December 04, 2007 0 COMMENTS

Amazon.com updates its list of bestselling business books hourly. Here is a snapshot of what books were hot this morning — Monday, December 4.

1. The Shock Doctrine: The Rise of Disaster Capitalism by Naomi Klein. The neo-liberal economic policies—privatization, free trade, slashed social spending—that the Chicago School and the economist Milton Friedman have foisted on the world are catastrophic in two senses, argues this vigorous polemic. Because their results are disastrous—depressions, mass poverty, private corporations looting public wealth, by the author’s accounting—their means must be cataclysmic, dependent on political upheavals and natural disasters as coercive pretexts for free-market reforms the public would normally reject. Journalist Klein (No Logo) chronicles decades of such disasters, including the Chicago School makeovers launched by South American coups; the corrupt sale of Russia’s state economy to oligarchs following the collapse of the Soviet Union; the privatization of New Orleans’s public schools after Katrina; and the seizure of wrecked fishing villages by resort developers after the Asian tsunami.

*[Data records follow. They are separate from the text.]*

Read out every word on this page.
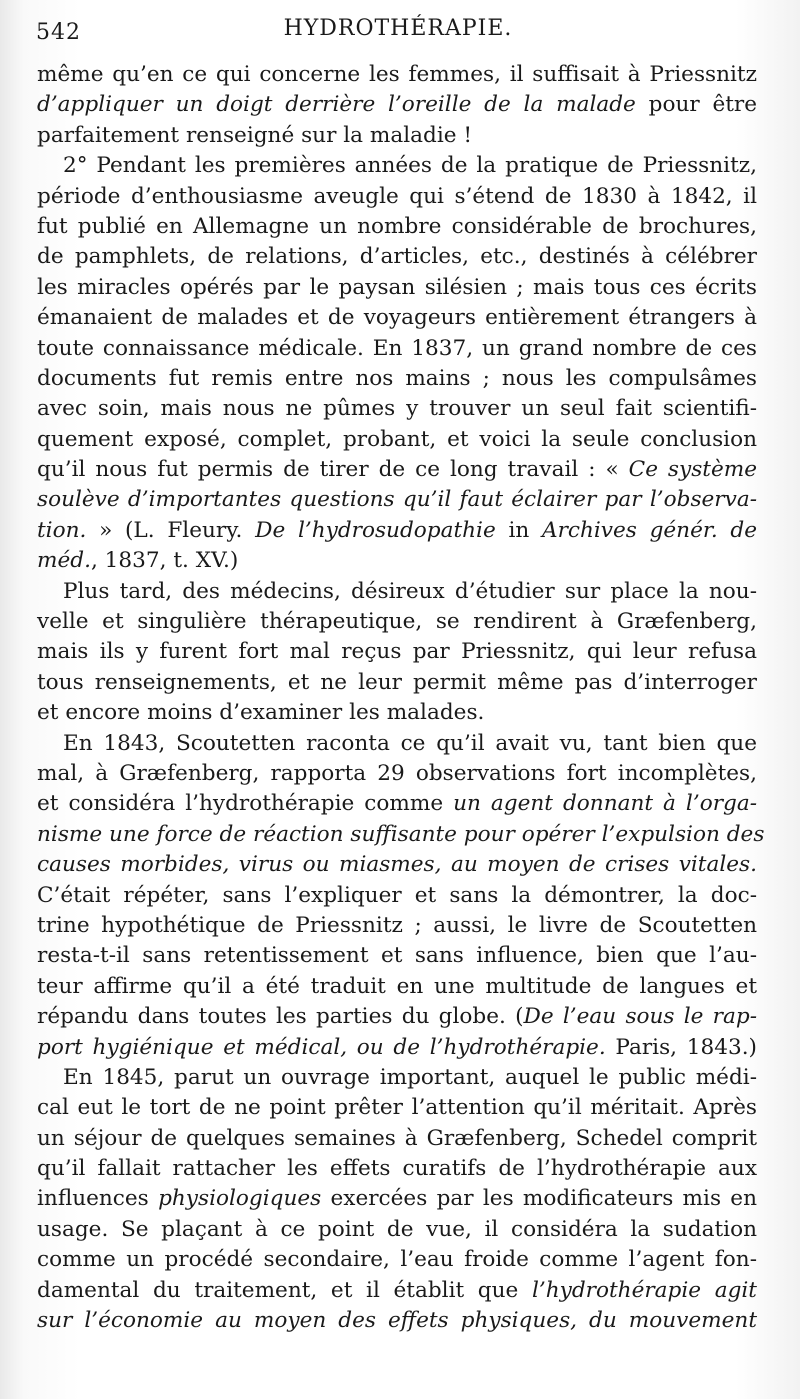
542	HYDROTHÉRAPIE.
même qu’en ce qui concerne les femmes, il suffisait à Priessnitz
d’appliquer un doigt derrière l’oreille de la malade pour être
parfaitement renseigné sur la maladie !
2° Pendant les premières années de la pratique de Priessnitz,
période d’enthousiasme aveugle qui s’étend de 1830 à 1842, il
fut publié en Allemagne un nombre considérable de brochures,
de pamphlets, de relations, d’articles, etc., destinés à célébrer
les miracles opérés par le paysan silésien ; mais tous ces écrits
émanaient de malades et de voyageurs entièrement étrangers à
toute connaissance médicale. En 1837, un grand nombre de ces
documents fut remis entre nos mains ; nous les compulsâmes
avec soin, mais nous ne pûmes y trouver un seul fait scientifi-
quement exposé, complet, probant, et voici la seule conclusion
qu’il nous fut permis de tirer de ce long travail : « Ce système
soulève d’importantes questions qu’il faut éclairer par l’observa-
tion. » (L. Fleury. De l’hydrosudopathie in Archives génér. de
méd., 1837, t. XV.)
Plus tard, des médecins, désireux d’étudier sur place la nou-
velle et singulière thérapeutique, se rendirent à Græfenberg,
mais ils y furent fort mal reçus par Priessnitz, qui leur refusa
tous renseignements, et ne leur permit même pas d’interroger
et encore moins d’examiner les malades.
En 1843, Scoutetten raconta ce qu’il avait vu, tant bien que
mal, à Græfenberg, rapporta 29 observations fort incomplètes,
et considéra l’hydrothérapie comme un agent donnant à l’orga-
nisme une force de réaction suffisante pour opérer l’expulsion des
causes morbides, virus ou miasmes, au moyen de crises vitales.
C’était répéter, sans l’expliquer et sans la démontrer, la doc-
trine hypothétique de Priessnitz ; aussi, le livre de Scoutetten
resta-t-il sans retentissement et sans influence, bien que l’au-
teur affirme qu’il a été traduit en une multitude de langues et
répandu dans toutes les parties du globe. (De l’eau sous le rap-
port hygiénique et médical, ou de l’hydrothérapie. Paris, 1843.)
En 1845, parut un ouvrage important, auquel le public médi-
cal eut le tort de ne point prêter l’attention qu’il méritait. Après
un séjour de quelques semaines à Græfenberg, Schedel comprit
qu’il fallait rattacher les effets curatifs de l’hydrothérapie aux
influences physiologiques exercées par les modificateurs mis en
usage. Se plaçant à ce point de vue, il considéra la sudation
comme un procédé secondaire, l’eau froide comme l’agent fon-
damental du traitement, et il établit que l’hydrothérapie agit
sur l’économie au moyen des effets physiques, du mouvement
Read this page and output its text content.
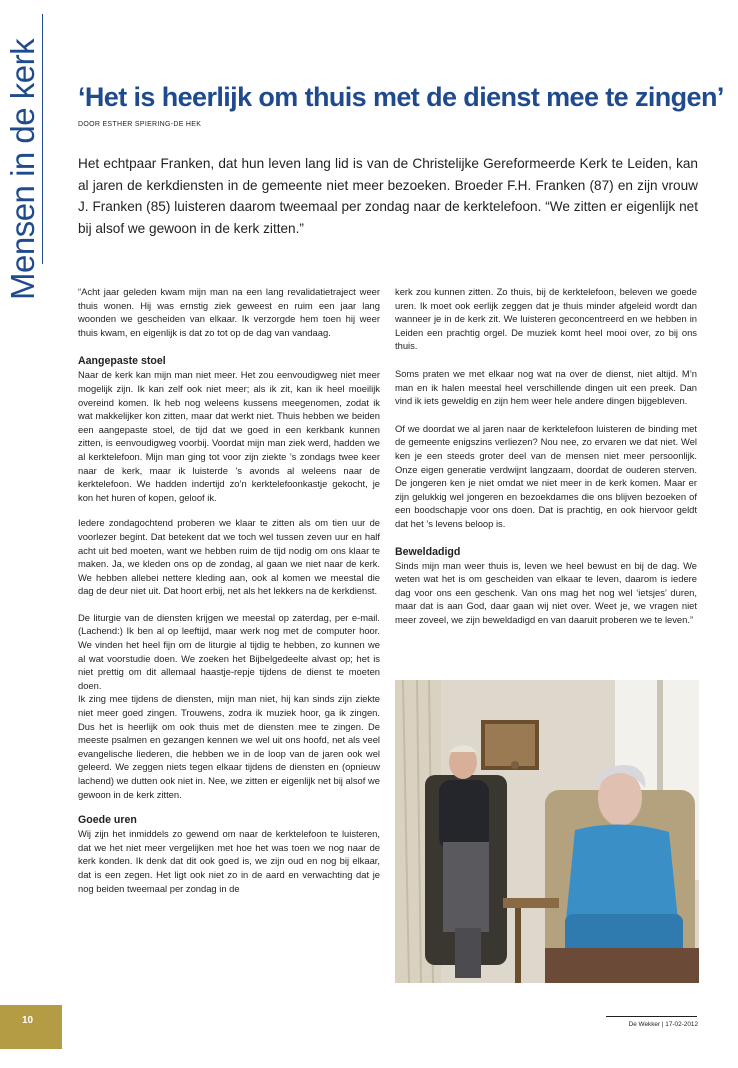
Mensen in de kerk ‘Het is heerlijk om thuis met de dienst mee te zingen’
DOOR ESTHER SPIERING-DE HEK
Het echtpaar Franken, dat hun leven lang lid is van de Christelijke Gereformeerde Kerk te Leiden, kan al jaren de kerkdiensten in de gemeente niet meer bezoeken. Broeder F.H. Franken (87) en zijn vrouw J. Franken (85) luisteren daarom tweemaal per zondag naar de kerktelefoon. “We zitten er eigenlijk net bij alsof we gewoon in de kerk zitten.”

“Acht jaar geleden kwam mijn man na een lang revalidatietraject weer thuis wonen. Hij was ernstig ziek geweest en ruim een jaar lang woonden we gescheiden van elkaar. Ik verzorgde hem toen hij weer thuis kwam, en eigenlijk is dat zo tot op de dag van vandaag.

Aangepaste stoel

Naar de kerk kan mijn man niet meer. Het zou eenvoudigweg niet meer mogelijk zijn. Ik kan zelf ook niet meer; als ik zit, kan ik heel moeilijk overeind komen. Ik heb nog weleens kussens meegenomen, zodat ik wat makkelijker kon zitten, maar dat werkt niet. Thuis hebben we beiden een aangepaste stoel, de tijd dat we goed in een kerkbank kunnen zitten, is eenvoudigweg voorbij. Voordat mijn man ziek werd, hadden we al kerktelefoon. Mijn man ging tot voor zijn ziekte ’s zondags twee keer naar de kerk, maar ik luisterde ’s avonds al weleens naar de kerktelefoon. We hadden indertijd zo’n kerktelefoonkastje gekocht, je kon het huren of kopen, geloof ik.

Iedere zondagochtend proberen we klaar te zitten als om tien uur de voorlezer begint. Dat betekent dat we toch wel tussen zeven uur en half acht uit bed moeten, want we hebben ruim de tijd nodig om ons klaar te maken. Ja, we kleden ons op de zondag, al gaan we niet naar de kerk. We hebben allebei nettere kleding aan, ook al komen we meestal die dag de deur niet uit. Dat hoort erbij, net als het lekkers na de kerkdienst.

De liturgie van de diensten krijgen we meestal op zaterdag, per e-mail. (Lachend:) Ik ben al op leeftijd, maar werk nog met de computer hoor. We vinden het heel fijn om de liturgie al tijdig te hebben, zo kunnen we al wat voorstudie doen. We zoeken het Bijbelgedeelte alvast op; het is niet prettig om dit allemaal haastje-repje tijdens de dienst te moeten doen.

Ik zing mee tijdens de diensten, mijn man niet, hij kan sinds zijn ziekte niet meer goed zingen. Trouwens, zodra ik muziek hoor, ga ik zingen. Dus het is heerlijk om ook thuis met de diensten mee te zingen. De meeste psalmen en gezangen kennen we wel uit ons hoofd, net als veel evangelische liederen, die hebben we in de loop van de jaren ook wel geleerd. We zeggen niets tegen elkaar tijdens de diensten en (opnieuw lachend) we dutten ook niet in. Nee, we zitten er eigenlijk net bij alsof we gewoon in de kerk zitten.

Goede uren

Wij zijn het inmiddels zo gewend om naar de kerktelefoon te luisteren, dat we het niet meer vergelijken met hoe het was toen we nog naar de kerk konden. Ik denk dat dit ook goed is, we zijn oud en nog bij elkaar, dat is een zegen. Het ligt ook niet zo in de aard en verwachting dat je nog beiden tweemaal per zondag in de

kerk zou kunnen zitten. Zo thuis, bij de kerktelefoon, beleven we goede uren. Ik moet ook eerlijk zeggen dat je thuis minder afgeleid wordt dan wanneer je in de kerk zit. We luisteren geconcentreerd en we hebben in Leiden een prachtig orgel. De muziek komt heel mooi over, zo bij ons thuis.

Soms praten we met elkaar nog wat na over de dienst, niet altijd. M’n man en ik halen meestal heel verschillende dingen uit een preek. Dan vind ik iets geweldig en zijn hem weer hele andere dingen bijgebleven.

Of we doordat we al jaren naar de kerktelefoon luisteren de binding met de gemeente enigszins verliezen? Nou nee, zo ervaren we dat niet. Wel ken je een steeds groter deel van de mensen niet meer persoonlijk. Onze eigen generatie verdwijnt langzaam, doordat de ouderen sterven. De jongeren ken je niet omdat we niet meer in de kerk komen. Maar er zijn gelukkig wel jongeren en bezoekdames die ons blijven bezoeken of een boodschapje voor ons doen. Dat is prachtig, en ook hiervoor geldt dat het ’s levens beloop is.

Beweldadigd

Sinds mijn man weer thuis is, leven we heel bewust en bij de dag. We weten wat het is om gescheiden van elkaar te leven, daarom is iedere dag voor ons een geschenk. Van ons mag het nog wel ‘ietsjes’ duren, maar dat is aan God, daar gaan wij niet over. Weet je, we vragen niet meer zoveel, we zijn beweldadigd en van daaruit proberen we te leven.”

10	De Wekker | 17-02-2012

2. The Conscience of a Liberal by Paul Krugman. Economist and New York Times columnist Krugman’s stimulating manifesto aims to galvanize today’s progressives the way Barry Goldwater’s The Conscience of a Conservative did right-wingers in 1964. Krugman’s theme is economic equality and the liberal politics that support it. Conservative initiatives to cut taxes for the rich, dismantle social programs and demolish unions, he argues, have led to sharply rising inequality, with the incomes of the wealthiest soaring while those of most workers stagnate. Krugman’s accessible, stylishly presented argument deftly combines economic data with social and political analysis; his account of the racial politics driving conservative successes is especially sharp. The result is a compelling historical defense of liberalism and a clarion call for Americans to retake control of their economic destiny.